Kretz hid his smile. "Fuel?" he said just for the sheer joy of watching Zawn's face. The poor fellow almost showed his teeth before realizing that he was being teased.

"Someone will kill you in a mating fight, Kretz. Don't be more obstructive than you have to be. Replenishment, that's what. Replenishment of lost materials. There will be some leakage, but this gives the lie to Melka's ideas. Of course there could still be life, even if his calculation of the effectiveness of seals is correct. They just brought replenishments along. A lot of replenishments. The third object is nitrogen ice and carbon dioxide."

"Well, they're transporting water, nitrogen and CO 2 along does suggest that they're not the sort of alien life-forms Melka and Ferni proposed," said Kretz. Zawn had a habit of leaping to conclusions. Archeologists had to, he supposed. Often there wasn't that much to go on. But the combination was indeed promising for life as they knew it on Miran. Perhaps the theories of what the basic conditions for the formation of life were, were about to be proved. The theories of evolutionary convergence were another matter entirely. Yes, they worked within a planetary sphere, but out here…
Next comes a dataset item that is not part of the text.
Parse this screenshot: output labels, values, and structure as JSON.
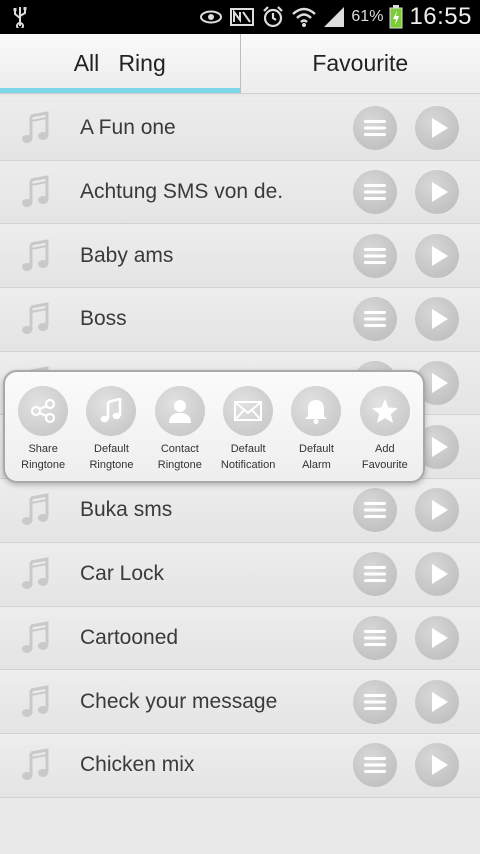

Why should two legs and two eyes be a norm? He already knew the answer: because function shapes form. But even if there was a remnant of life on the alien ship, it was going to be very different. Excitingly different, beyond his wildest dreams.

Zawn leaned in, beamed, and came up with his clincher. "And it is very plain that they're using energy. Quite a lot of energy for a ship full of machinery or even sleepers. Each of those beads is rotating. There are small ion-jets on the equatorial ridge of each bead to keep them spinning."

Spin. Centrifugal force would provide the effect of gravity. And why should gravity matter to machinery, or, as had been postulated by the excitable fringe media on Miran, to a spacecraft full of frozen aliens?

There might be a huge cargo of trance-state aliens on that ship. .. but if so, where were they heading for? The ship showed no signs of slowing. The initial theory had been that the vessel's purpose was to deploy probes, and that that had caused the flash that had originally caught astronomers' attention. Objects moving at considerably higher fractions of C had been detected relatively soon after that.